Should my spouse and I file our tax returns together, or separately?

Spousal tax returns are always filed separately – that is, the tax returns are prepared separately. However, when tax returns are prepared using personal income tax return software, most software will give the option of “coupling” the preparation of both returns. The returns are still printed and filed separately, but the software will usually highlight ways in which taxes may be reduced.

You are required to report what your marital status was as of December 31st of the tax year. This is done by ticking the appropriate box on page 1 of the tax return. The boxes include:

  1. Married
  2. Living Common-law
  3. Widowed
  4. Divorced
  5. Separated
  6. Single

You are married or living common-law as long as you and your spouse are not living separate and apart from each other on December 31st because of a breakdown of the marriage or common-law relationship. If you are living apart from each other due to some other reason, you would still be considered married or living common-law.

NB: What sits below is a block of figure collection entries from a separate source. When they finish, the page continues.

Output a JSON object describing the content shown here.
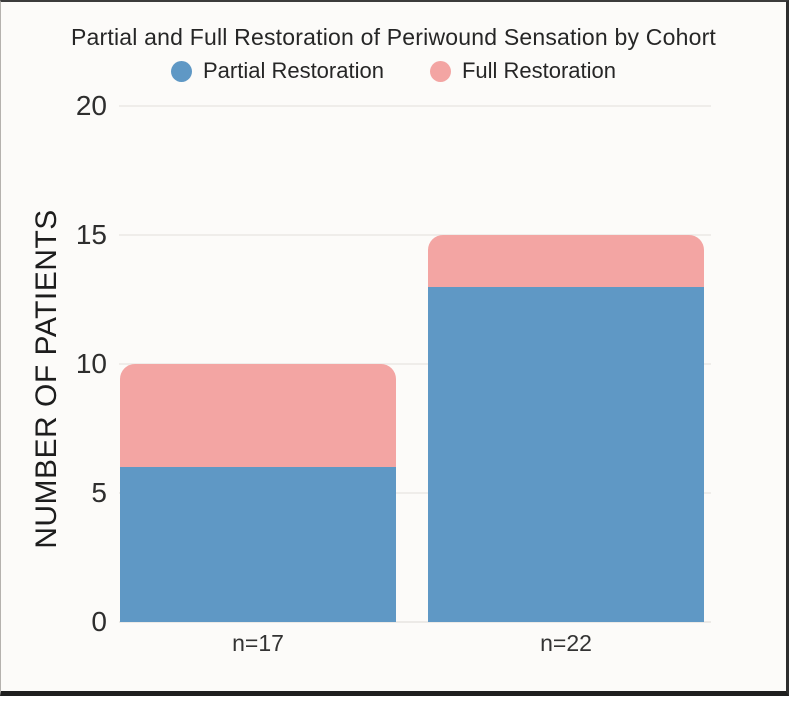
{
  "title": "Partial and Full Restoration of Periwound Sensation by Cohort",
  "legend": {
    "items": [
      {
        "label": "Partial Restoration",
        "color": "#5f98c5"
      },
      {
        "label": "Full Restoration",
        "color": "#f3a5a3"
      }
    ]
  },
  "chart_data": {
    "type": "bar",
    "stacked": true,
    "title": "Partial and Full Restoration of Periwound Sensation by Cohort",
    "categories": [
      "n=17",
      "n=22"
    ],
    "series": [
      {
        "name": "Partial Restoration",
        "color": "#5f98c5",
        "values": [
          6,
          13
        ]
      },
      {
        "name": "Full Restoration",
        "color": "#f3a5a3",
        "values": [
          4,
          2
        ]
      }
    ],
    "stack_totals": [
      10,
      15
    ],
    "xlabel": "",
    "ylabel": "NUMBER OF PATIENTS",
    "ylim": [
      0,
      20
    ],
    "yticks": [
      0,
      5,
      10,
      15,
      20
    ],
    "grid": "horizontal",
    "legend_position": "top"
  }
}
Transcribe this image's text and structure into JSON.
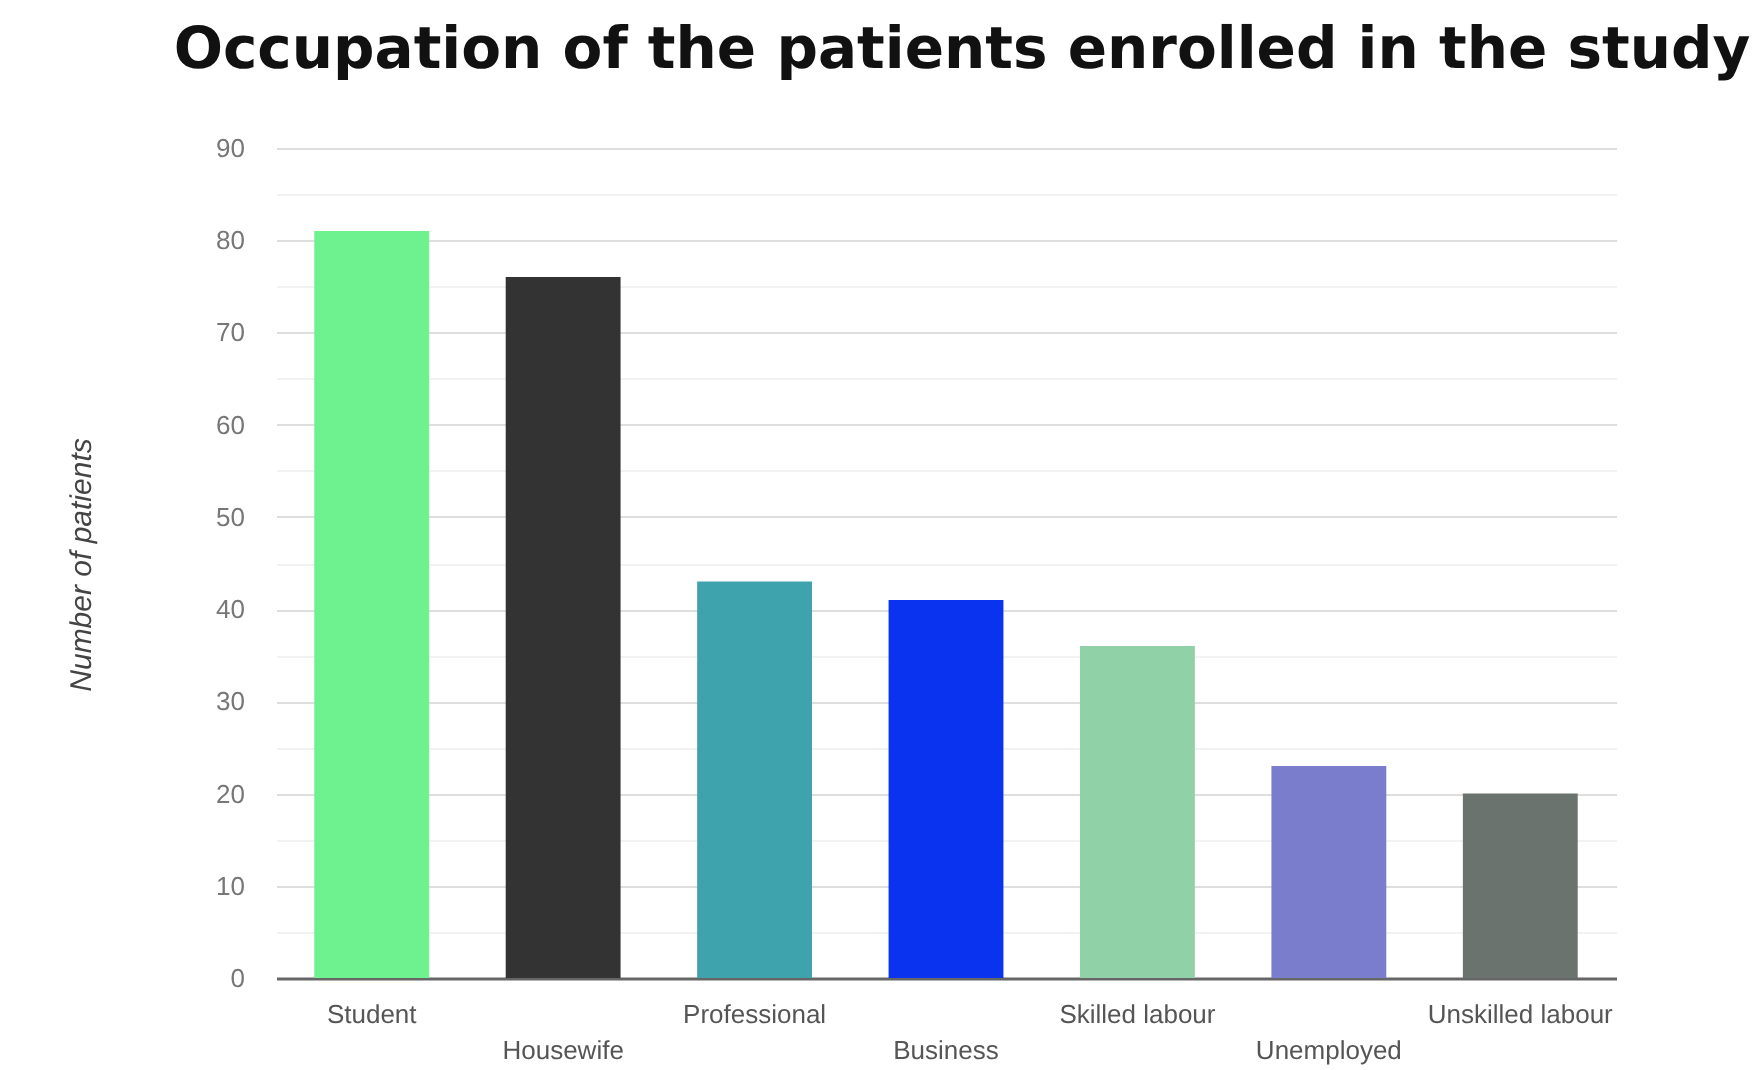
{
  "chart_data": {
    "type": "bar",
    "title": "Occupation of the patients enrolled in the study",
    "ylabel": "Number of patients",
    "categories": [
      "Student",
      "Housewife",
      "Professional",
      "Business",
      "Skilled labour",
      "Unemployed",
      "Unskilled labour"
    ],
    "values": [
      81,
      76,
      43,
      41,
      36,
      23,
      20
    ],
    "colors": [
      "#6ef28f",
      "#333333",
      "#3fa3ad",
      "#0a33f0",
      "#90d1a8",
      "#7a7ccc",
      "#6b736e"
    ],
    "ylim": [
      0,
      90
    ],
    "yticks": [
      0,
      {
        "value": 5,
        "label": null
      },
      10,
      {
        "value": 15,
        "label": null
      },
      20,
      {
        "value": 25,
        "label": null
      },
      30,
      {
        "value": 35,
        "label": null
      },
      40,
      {
        "value": 45,
        "label": null
      },
      50,
      {
        "value": 55,
        "label": null
      },
      60,
      {
        "value": 65,
        "label": null
      },
      70,
      {
        "value": 75,
        "label": null
      },
      80,
      {
        "value": 85,
        "label": null
      },
      90
    ],
    "grid": "y"
  }
}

You must report the name, social insurance number and net income of your spouse or common-law partner on page 1 of your tax return, in order to claim some tax credits.

Claiming tax credits and deductions

If one spouse is unemployed or has very low earnings, the other spouse can claim a spousal tax credit. See the tables of non-refundable personal tax credits for the federal and provincial territorial amounts of the spousal tax credit.

There are some tax credit amounts which can be combined and claimed on either spouse’s return:

Medical expenses – expenses for both spouses should be combined and claimed on the tax return of one spouse. It is often better to claim all medical expenses for both spouses on the return of the spouse with the lowest taxable income.

Donations for both spouses should be combined and claimed on the tax return of one spouse, because the tax credit for the first $200 of donations is at the lowest tax rate.

Some tax credits can be claimed by either spouse, or apportioned between spouses:

The deduction (not tax credit) for child care expenses must generally be claimed on the tax return of the spouse with the lowest net income.

If one spouse (or common law partner) cannot use all of the following tax credits, they can be transferred to the other spouse by completing Schedule 2 of the tax return:

  1. line 301 age amount
  2. line 367 amount for children under 18
  3. line 316 disability amount
  4. line 314 pension income amount
  5. line 323 tuition and education amounts (these can also be transferred to a parent or grandparent

See also – links to all information on TaxTips.ca related to persons with disabilities.

Transfer of income from taxable Canadian dividends

Income Tax Act s. 82(3)

A taxpayer who is entitled to the spousal tax credit for his/her spouse or common-law partner may include all of the spouse’s dividends from taxable Canadian corporations in his/her income. This option is only available if doing so will increase the spousal tax credit.

There is no special form to fill out to do this. The spouse’s dividends would just be included on the taxpayer’s income tax return.

Transferring the dividends may not always be beneficial. Taxes payable should be calculated both ways (with and without the transfer), in order to determine which method results in lower taxes.

If the spouse has incurred deductible interest expense in order to earn the taxable dividends, the interest expense deduction is not transferred to the taxpayer. It may be used by the spouse to reduce other income. If the interest expense exceeds other income, a non-capital loss is created.

Canada Revenue Agency (CRA) has information on this transfer, in the General Income Tax and Benefit Guide, under Line 120 – Taxable amount of dividends from taxable Canadian corporations.

Other investment income

When investments are held in a joint account, the investment income should be reported based on the funds contributed to the account by each spouse. If the funds were provided equally by both spouses, then the investment income would be split equally. This subject is covered in the Canada Revenue Agency (CRA) web page Line 121 – Interest and other investment income, under the topic of Bank accounts.

In order for the lower income spouse to be able to claim more investment income, finances should be arranged so that the lower income spouse has money to invest.

See our article on Income Splitting on the Personal Tax page, which now includes information on Pension Income Splitting, which is available starting with the 2007 tax year.

Tax Tip: Try to arrange your finances so that both spouses have equal income before and after retirement.